The strengths of this study are the multicenter approach, the large number of participants, the use of serum and plasma, and the robustness of the pre-analytical and analytical methods. Even though we attempted to harmonize the criteria for recruitment of patients, not all were fasting at the time of specimen collection, which might be perceived as a weakness of our study. It is known that fasting reduces the within-individual biological variability of ß-CTX [23]. However, this study was purely an analytical comparison of methods, and no follow-up of the patients was performed. We have identified that the relationship between the Elecsys and iSYS ß-CTX values is not significantly different between GR and BE (all fasting) and DK and UK (not all fasting), which suggests that food intake does not appear to have any impact on the relationship between the ß-CTX values produced by the various assays.

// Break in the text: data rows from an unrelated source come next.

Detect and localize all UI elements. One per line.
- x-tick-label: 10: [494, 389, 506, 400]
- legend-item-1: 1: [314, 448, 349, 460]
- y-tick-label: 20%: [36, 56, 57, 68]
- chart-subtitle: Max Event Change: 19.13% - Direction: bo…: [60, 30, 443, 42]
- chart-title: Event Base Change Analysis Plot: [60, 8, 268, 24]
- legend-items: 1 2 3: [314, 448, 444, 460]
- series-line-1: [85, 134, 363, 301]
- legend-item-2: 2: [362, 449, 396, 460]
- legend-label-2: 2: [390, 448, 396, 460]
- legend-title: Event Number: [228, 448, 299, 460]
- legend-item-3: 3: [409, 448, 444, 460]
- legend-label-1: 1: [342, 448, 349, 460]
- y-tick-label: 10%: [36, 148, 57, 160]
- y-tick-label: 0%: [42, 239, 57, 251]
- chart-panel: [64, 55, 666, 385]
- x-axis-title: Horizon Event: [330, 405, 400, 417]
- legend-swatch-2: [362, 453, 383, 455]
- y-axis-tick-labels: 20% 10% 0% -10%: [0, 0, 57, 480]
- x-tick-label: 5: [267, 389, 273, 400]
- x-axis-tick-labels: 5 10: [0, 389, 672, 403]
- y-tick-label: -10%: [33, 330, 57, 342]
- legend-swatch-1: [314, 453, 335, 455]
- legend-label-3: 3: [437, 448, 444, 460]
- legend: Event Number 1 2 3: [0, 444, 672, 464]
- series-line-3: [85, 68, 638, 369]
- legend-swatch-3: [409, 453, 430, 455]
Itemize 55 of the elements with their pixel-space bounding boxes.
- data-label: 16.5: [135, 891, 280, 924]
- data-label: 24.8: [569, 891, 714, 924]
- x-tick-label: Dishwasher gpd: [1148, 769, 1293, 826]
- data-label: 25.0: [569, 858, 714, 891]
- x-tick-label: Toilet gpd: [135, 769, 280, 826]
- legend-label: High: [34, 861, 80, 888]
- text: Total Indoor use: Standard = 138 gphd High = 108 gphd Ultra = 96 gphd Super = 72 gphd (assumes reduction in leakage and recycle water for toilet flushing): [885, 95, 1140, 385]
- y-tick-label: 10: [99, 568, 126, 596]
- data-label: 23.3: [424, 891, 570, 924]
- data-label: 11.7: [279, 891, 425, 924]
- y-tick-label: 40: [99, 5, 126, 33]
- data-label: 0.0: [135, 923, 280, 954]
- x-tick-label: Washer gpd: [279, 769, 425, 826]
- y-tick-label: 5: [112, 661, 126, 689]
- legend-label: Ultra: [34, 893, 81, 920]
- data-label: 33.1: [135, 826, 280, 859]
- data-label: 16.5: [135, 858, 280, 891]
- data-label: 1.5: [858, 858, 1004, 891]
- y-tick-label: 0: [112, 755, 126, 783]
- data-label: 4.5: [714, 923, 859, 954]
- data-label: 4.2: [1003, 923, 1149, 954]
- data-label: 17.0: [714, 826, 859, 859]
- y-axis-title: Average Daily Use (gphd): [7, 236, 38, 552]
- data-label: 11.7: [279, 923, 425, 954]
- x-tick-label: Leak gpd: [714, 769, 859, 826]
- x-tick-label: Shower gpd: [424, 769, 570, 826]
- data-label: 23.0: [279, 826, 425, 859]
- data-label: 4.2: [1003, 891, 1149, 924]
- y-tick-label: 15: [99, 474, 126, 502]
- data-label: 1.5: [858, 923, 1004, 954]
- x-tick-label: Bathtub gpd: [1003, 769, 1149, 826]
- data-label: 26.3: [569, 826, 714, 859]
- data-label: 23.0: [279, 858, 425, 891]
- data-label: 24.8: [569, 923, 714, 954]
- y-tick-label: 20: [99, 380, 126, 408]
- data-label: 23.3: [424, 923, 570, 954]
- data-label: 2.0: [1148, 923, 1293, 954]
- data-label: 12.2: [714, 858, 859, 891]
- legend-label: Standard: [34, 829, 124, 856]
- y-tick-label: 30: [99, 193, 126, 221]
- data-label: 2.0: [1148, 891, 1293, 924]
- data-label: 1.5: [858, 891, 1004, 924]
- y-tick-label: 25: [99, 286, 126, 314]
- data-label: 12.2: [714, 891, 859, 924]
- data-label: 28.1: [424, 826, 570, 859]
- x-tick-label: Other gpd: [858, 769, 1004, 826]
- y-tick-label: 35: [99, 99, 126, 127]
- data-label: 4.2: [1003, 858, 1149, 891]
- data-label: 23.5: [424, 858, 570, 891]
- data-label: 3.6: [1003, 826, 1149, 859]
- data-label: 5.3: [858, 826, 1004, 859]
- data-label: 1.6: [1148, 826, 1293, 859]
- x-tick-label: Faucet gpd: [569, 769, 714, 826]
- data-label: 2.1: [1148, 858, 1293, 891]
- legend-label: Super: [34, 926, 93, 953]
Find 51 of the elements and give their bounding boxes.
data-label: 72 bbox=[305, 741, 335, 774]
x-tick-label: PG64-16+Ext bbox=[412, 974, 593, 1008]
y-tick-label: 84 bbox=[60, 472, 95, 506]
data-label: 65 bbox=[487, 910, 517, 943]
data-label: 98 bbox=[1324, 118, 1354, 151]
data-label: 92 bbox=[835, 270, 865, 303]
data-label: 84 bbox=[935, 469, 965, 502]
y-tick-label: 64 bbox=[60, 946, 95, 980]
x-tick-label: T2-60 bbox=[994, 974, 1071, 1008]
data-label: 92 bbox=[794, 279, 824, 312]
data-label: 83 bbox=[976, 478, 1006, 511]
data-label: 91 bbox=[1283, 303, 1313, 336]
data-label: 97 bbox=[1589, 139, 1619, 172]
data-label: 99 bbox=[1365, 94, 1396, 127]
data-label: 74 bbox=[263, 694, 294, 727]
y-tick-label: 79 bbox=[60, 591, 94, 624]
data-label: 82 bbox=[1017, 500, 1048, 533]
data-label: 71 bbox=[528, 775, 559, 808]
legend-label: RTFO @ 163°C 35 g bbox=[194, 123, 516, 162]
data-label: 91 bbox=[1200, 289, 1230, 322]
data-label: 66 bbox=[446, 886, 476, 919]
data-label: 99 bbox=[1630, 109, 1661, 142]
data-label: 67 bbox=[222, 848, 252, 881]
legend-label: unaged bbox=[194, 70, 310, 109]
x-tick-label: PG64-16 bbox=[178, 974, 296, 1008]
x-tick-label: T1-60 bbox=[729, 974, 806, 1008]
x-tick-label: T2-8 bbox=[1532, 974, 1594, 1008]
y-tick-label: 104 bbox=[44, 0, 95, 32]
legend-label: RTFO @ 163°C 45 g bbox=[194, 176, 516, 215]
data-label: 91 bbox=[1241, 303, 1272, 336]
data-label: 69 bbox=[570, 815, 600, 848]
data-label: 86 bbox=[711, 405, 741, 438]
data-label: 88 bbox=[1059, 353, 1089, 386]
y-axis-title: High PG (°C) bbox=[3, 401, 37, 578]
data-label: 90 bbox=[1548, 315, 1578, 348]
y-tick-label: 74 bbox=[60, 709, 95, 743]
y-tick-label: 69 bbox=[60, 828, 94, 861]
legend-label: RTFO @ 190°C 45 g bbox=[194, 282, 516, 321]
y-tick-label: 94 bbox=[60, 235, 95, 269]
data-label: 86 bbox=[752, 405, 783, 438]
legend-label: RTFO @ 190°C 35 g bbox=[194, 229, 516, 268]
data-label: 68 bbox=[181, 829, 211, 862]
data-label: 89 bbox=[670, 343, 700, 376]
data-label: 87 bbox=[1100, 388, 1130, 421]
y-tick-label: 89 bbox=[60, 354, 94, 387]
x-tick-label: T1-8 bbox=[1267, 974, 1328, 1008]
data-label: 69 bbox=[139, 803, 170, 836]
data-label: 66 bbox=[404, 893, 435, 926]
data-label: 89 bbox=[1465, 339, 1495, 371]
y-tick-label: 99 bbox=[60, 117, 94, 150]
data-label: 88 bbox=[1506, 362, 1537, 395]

In conclusion, we report the results of a multicenter evaluation of ß-CTX with the current assays used in clinical laboratories and have derived regression equations for the interconversion of ß-CTX results assayed on serum and plasma specimens and between Roche cobas e and IDS-iSYS immunoassay platforms or ELISA plates. We identified 1. significant variation between the individual centers, each of whom is experienced with running these assays in clinical practice. Unfortunately, no useful regression equation could be calculated to harmonize results obtained with the different platforms, mainly because of the large between-center variations. 2. Our results reinforce our previous recommendation on the use of EDTA plasma over serum (especially in large epidemiological studies and therapeutic trials where the recruitment may be very long), and we recommend that patients are followed by the same method. For that purpose, we also recommend that laboratories identify the assay used for ß-CTX determination on their protocols.